4 Aralık 2016 Pazar

Davidoff - Leather Blend (2014)

Zino Davidoff isminin ortalama dünya insanının zihninde çağrıştırdığı imge purodur bana göre. Zino Davidoff’un ilk işi olan tütün ticareti, onun isminin dünya çapında marka haline gelmesini sağlamıştı. Zamanla işlerin büyümesi, Zino Davidoff’un farklı sektörlere girmesine sebep olmuştu. Bu alanlardan birisi de lüks deri ürün imalatıydı.

Zino Davidoff isminin gücüyle üretilen aksesuvarlardan olan deri ürünleri, markanın 2014 yılında piyasa sürdüğü parfüme ilham kaynağı oldu. Güçlü bir parfüm geçmişi olan Davidoff’un 2014 yılında hayata geçirdiği “Blend Collection” serisi, 2016 yılının sonları itibariyle üç üyeye ulaştı. Serinin ilk çıkan üyesi Leather Blend, 2014 çıkışlı. 2015 yılında Agar Blend, 2016 yılındaysa Amber Blend görücüye çıktı. Davidoff’un özel serisi denebilecek Blend Collection’ın ilk üyesi Leather Blend’i kullanıyorum bir süredir.

İsminden de anlaşılacağı üzere deriyi merkeze alıyor Leather Blend.
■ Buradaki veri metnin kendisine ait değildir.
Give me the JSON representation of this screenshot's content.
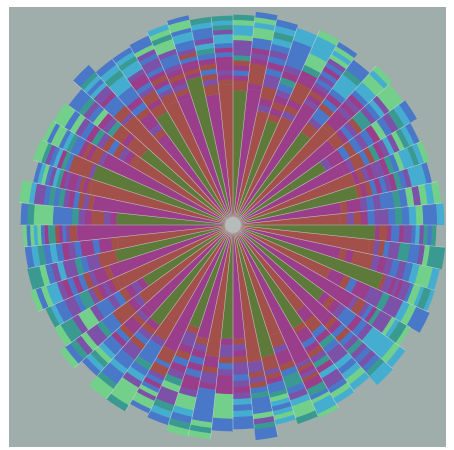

Parfümün başlangıcı kuru sayılabilecek çiçeksilikle gerçekleşiyor. Nötr ve soyut çiçeklere kısa süre içinde belli belirsiz kuru meyveler eşlik etmeye başlıyor. Açılıştaki deri, tatlı değil, neredeyse acımsı. Orta kısımda çiçeksi deri devam ederken sıcak baharatlar ekleniyor kompozisyona. Orta bölümden itibaren tozlu havaya bürünüyor Leather Blend. Koku daha sıcak hale geliyor orta notalarda. Son bölümde büyük değişim yok. Aynı çiçeksi deri yapısı devam ediyor. Egzotik sayılabilecek amber kapanışta ve sıradan vanilya deriye eşlik ediyor. Çok çarpıcı değil alt notalar.

Leather Blend, isminin hakkını verircesine deriyi merkeze alıyor. Geneline bakarsak derinin çok tatlı kullanılmadığını görürüz. Yeni nesil bol şekerli deri parfümlerinden ziyade kuru, tozlu, eski ve olgun havası var. Deriden sonraki önemli öğe çiçekler. Kimi yorumcular gülden bahsediyor ki haksız sayılmazlar. Fakat gülden daha baskın verilmiş safranı atlamamak gerekiyor. Bence bu parfüm safranlı deri düzleminde ilerliyor.

deri leather yen

Kimi kaynaklarda uniseks olarak verilmesine rağmen, erkeksi nüanslar baskın. Çiçeklerin verdiği kadınsılık, sert ve sağlam duran derinin verdiği erkeksilikten daha az. Ayrıca baharatların sıcak verilişini de es geçmemeliyim. Onun içindir ki ibre erkek kullanımından yana.

Şimdi geleyim benzerlik kısmına. Kimi yorumcuların onu Tuscan Leather’a benzetmesi gayet anlaşılabilir. Aslında Tuscan Leather’ın piyasaya çıkmasıyla, benzer tarzda kokular gelmeye başladı. Bu tür eskiyi çağrıştıran kuru ve safkan deri parfümleri nedense Tuscan Leather’la bağdaştırılıyor. Oysaki parfüm tarihi harika deri parfümleriyle dolu ama son yıllarda erkeksi kuru deri tarzının en dikkat çeken üyesi Tuscan Leather olduğu için ilk akla o geliyor. Leather Blend, biraz Tuscan Leather’ı andırıyor. Kuru ve yeni alınmış deri ceket etkisi sınırlı olsa da Leather Blend’de var fakat farklı olarak daha çiçeksi ve tozlu Tuscan Leather’a göre. Tuscan Leather daha sert ve acımsı deriye sahip. Ayrıca daha meyvemsiydi.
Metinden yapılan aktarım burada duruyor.